# Wow some of these intros are HEAVY!



## curiouswife4 (Oct 15, 2019)

Wow some of these intros here are HEAVY!

Hello all,

I am married to the coolest guy ever, no pressure, no assumptions, no expectations. So far life has been amazing, of course a few bumps and hiccups here and there. 

I am joining your forum because of curiosity. I do not have much time with other adults to chat about the things you do here and it would be nice to do so. I have read many many posts here and am fascinated by them and everyone here. 

My husband and I are now VERY monogamous even though we were not so wise before marriage so we have both had our fair share of "other sex." Been there done that, nothing has come close to what we have now. 

We are in the fitness and athletic world and going through some of those darned body changes whether we like it or not. Healthy or not, life just keeps on changing you doesn't it? 
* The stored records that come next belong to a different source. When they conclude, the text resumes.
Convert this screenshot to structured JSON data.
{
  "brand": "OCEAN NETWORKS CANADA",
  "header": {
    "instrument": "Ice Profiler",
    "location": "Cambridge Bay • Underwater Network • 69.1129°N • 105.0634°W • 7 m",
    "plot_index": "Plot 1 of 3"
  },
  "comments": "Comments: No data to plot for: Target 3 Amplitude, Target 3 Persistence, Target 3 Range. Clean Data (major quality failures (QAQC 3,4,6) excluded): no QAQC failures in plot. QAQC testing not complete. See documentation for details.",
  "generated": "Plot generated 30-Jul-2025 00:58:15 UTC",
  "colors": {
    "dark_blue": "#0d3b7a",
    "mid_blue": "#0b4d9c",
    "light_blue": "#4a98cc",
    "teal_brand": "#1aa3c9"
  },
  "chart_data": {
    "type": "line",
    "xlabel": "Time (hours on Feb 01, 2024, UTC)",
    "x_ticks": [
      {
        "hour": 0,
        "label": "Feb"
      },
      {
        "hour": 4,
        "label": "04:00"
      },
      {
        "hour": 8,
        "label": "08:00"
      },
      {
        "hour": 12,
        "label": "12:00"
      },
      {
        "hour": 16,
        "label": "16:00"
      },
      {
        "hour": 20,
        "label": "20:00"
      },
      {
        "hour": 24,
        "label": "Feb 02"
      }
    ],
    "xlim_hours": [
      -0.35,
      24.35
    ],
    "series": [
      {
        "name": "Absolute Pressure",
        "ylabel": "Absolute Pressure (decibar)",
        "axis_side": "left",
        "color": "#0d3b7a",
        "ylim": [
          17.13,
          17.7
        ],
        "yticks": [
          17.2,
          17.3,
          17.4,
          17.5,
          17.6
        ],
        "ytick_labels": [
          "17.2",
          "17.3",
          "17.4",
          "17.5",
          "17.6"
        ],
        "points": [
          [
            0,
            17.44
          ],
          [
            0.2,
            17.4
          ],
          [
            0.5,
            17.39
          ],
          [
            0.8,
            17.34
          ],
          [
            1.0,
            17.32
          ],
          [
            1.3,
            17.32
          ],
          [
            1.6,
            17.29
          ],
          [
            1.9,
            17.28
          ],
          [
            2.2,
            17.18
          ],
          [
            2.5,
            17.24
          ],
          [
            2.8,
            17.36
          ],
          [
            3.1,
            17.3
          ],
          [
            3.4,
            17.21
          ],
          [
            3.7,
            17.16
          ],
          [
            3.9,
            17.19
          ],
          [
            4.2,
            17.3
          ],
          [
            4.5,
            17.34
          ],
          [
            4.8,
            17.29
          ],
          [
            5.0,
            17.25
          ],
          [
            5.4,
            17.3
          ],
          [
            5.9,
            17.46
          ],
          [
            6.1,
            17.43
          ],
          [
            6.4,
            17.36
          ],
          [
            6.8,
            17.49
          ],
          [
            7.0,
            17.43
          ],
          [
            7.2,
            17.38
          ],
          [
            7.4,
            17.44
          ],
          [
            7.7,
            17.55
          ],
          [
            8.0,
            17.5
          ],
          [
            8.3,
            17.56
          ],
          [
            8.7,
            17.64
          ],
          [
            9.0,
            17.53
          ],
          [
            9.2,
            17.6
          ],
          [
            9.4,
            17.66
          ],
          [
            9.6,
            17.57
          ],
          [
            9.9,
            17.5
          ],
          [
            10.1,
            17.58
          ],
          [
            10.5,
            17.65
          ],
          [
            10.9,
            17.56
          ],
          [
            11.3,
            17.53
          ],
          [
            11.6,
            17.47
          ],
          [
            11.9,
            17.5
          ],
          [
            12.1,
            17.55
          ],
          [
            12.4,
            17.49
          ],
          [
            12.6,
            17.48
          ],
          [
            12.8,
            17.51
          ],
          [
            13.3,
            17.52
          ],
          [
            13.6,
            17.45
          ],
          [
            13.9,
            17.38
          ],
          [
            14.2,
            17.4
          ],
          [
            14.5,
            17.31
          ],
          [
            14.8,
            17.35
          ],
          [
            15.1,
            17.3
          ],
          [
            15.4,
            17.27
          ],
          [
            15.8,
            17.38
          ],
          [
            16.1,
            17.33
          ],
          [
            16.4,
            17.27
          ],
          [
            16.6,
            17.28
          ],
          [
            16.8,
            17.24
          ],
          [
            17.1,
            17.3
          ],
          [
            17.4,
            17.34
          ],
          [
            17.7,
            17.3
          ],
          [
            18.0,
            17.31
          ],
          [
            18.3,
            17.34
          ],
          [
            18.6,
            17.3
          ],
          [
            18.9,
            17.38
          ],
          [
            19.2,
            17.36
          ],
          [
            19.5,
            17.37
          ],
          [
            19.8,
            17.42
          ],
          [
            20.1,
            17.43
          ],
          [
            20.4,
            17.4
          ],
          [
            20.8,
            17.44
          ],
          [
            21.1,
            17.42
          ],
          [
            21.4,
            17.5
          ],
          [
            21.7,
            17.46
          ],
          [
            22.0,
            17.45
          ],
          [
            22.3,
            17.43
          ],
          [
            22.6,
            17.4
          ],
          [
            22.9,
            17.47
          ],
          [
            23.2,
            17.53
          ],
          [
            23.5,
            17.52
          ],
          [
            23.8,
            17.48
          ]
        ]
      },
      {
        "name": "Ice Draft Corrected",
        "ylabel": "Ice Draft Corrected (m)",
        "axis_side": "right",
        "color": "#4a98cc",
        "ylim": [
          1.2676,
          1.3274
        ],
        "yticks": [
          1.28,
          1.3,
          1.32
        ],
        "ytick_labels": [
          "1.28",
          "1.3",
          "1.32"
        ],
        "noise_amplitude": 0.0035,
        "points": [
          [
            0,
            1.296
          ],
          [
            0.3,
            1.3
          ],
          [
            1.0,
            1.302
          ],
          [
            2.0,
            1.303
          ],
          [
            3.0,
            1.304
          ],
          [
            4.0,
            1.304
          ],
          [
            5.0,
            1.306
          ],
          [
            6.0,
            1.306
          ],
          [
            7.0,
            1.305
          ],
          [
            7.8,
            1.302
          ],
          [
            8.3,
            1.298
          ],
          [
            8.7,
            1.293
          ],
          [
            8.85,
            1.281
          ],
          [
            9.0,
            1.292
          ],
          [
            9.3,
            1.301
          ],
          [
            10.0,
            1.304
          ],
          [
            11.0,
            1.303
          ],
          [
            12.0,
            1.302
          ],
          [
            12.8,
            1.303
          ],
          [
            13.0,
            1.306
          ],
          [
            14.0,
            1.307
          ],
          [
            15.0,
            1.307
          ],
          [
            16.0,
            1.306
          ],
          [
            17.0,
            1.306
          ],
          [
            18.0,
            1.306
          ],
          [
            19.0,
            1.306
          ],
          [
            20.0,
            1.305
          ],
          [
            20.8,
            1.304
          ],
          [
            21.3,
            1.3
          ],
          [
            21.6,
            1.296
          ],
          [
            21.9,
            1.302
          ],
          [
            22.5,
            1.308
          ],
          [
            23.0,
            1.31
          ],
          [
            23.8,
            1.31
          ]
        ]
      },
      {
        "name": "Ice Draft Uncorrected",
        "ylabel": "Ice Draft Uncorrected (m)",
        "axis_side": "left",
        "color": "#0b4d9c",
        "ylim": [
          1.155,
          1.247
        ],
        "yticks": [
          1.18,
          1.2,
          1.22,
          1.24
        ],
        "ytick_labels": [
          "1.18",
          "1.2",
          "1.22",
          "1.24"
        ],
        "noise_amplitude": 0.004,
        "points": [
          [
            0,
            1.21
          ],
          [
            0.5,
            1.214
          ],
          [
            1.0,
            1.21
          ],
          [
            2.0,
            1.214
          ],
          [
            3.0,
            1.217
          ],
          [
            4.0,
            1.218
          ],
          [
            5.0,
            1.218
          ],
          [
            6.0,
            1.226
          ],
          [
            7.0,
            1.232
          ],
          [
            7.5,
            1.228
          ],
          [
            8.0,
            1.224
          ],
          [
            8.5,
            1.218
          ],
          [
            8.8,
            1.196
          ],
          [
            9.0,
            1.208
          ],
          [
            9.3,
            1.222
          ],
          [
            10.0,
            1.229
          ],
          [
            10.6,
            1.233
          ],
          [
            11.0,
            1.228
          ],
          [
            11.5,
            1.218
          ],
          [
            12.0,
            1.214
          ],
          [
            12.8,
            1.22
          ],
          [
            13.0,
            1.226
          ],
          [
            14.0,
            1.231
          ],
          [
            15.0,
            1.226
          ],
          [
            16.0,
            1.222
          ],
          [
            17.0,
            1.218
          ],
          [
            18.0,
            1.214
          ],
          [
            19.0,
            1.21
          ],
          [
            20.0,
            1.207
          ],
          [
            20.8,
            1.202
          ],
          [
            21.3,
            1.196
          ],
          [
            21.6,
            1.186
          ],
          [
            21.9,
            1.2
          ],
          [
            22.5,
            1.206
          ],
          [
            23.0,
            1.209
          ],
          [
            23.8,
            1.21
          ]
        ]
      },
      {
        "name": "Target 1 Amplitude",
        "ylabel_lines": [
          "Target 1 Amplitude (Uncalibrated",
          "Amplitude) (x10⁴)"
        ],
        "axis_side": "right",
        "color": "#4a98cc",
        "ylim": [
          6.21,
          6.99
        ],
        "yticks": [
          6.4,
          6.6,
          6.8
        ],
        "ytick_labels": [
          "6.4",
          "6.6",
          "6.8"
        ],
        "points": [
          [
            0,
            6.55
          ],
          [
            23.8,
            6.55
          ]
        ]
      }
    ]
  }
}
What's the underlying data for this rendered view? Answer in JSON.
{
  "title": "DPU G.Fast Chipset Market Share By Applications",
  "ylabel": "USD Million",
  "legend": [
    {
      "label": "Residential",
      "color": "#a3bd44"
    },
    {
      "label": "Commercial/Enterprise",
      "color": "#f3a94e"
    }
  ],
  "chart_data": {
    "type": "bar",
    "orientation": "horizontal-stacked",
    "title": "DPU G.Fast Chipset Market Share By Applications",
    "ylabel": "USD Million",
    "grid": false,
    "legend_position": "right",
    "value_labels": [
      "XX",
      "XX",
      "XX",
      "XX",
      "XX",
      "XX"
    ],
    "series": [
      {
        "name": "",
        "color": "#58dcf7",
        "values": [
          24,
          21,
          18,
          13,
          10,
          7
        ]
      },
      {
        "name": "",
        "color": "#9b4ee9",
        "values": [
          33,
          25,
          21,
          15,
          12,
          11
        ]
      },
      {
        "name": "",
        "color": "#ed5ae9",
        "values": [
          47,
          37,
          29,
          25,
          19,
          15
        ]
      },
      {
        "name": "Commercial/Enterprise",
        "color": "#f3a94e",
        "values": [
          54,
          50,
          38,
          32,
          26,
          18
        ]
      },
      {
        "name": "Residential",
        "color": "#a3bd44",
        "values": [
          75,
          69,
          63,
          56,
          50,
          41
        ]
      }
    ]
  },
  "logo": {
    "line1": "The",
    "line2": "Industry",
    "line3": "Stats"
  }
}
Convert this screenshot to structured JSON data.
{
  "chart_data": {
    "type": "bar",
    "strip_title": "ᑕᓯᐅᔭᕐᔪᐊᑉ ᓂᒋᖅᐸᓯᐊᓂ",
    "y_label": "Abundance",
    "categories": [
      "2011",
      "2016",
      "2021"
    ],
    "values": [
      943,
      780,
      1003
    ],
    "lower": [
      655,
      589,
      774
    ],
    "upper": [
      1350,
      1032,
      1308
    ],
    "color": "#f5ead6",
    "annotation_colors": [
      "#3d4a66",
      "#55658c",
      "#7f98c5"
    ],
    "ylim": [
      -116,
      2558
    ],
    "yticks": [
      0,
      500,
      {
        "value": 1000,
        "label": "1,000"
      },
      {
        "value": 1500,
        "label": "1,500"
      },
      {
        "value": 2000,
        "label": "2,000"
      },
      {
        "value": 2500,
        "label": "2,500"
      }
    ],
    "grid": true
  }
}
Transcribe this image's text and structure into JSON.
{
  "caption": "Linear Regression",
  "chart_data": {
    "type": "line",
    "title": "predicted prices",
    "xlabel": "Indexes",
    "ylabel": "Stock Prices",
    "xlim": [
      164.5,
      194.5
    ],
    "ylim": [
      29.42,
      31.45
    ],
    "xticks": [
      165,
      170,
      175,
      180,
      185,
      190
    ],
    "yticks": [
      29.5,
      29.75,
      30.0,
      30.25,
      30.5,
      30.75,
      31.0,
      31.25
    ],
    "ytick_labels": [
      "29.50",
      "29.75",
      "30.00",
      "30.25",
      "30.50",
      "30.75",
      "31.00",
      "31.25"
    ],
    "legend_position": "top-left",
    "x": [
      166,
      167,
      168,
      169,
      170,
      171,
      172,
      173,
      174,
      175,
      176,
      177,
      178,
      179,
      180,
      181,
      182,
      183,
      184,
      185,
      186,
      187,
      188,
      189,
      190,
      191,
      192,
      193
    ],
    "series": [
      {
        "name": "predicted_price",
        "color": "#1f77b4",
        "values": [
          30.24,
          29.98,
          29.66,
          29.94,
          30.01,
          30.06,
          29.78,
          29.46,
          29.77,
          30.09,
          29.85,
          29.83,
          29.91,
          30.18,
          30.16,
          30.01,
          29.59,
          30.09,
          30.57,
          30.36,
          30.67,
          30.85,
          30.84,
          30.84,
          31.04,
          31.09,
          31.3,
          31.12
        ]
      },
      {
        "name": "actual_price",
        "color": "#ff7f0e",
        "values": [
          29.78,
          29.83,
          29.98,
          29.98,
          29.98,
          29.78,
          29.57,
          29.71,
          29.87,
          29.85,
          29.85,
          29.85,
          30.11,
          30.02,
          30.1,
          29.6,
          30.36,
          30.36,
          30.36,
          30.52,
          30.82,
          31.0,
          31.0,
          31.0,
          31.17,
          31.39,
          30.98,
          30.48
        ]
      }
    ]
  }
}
I look forward to chatting. Blessings to all.


----------



## Betrayedone (Jan 1, 2014)

Welcome.....Consider yourself lucky!


----------



## Adelais (Oct 23, 2013)

ok....I'll listen to Thumper's father.

Welcome! Glad you have a good marriage. You will learn a lot here.


----------



## CharlieParker (Aug 15, 2012)

Hi!

There are other happy people here. Myself included. Happy, but not always roses and unicorn farts. I came here before our 20th anniversary, just curious about marriage in general. Holy crap, not what I was expecting.


----------



## Yeswecan (Jul 25, 2014)

I'm happily married 25+. Did not happen over night. But this site helped a lot by pointing out what I thought was right in my marriage but in reality wrong. Now that it is sorted life is much better. 

Welcome aboard.


----------



## MattMatt (May 19, 2012)

Welcome to TAM.


----------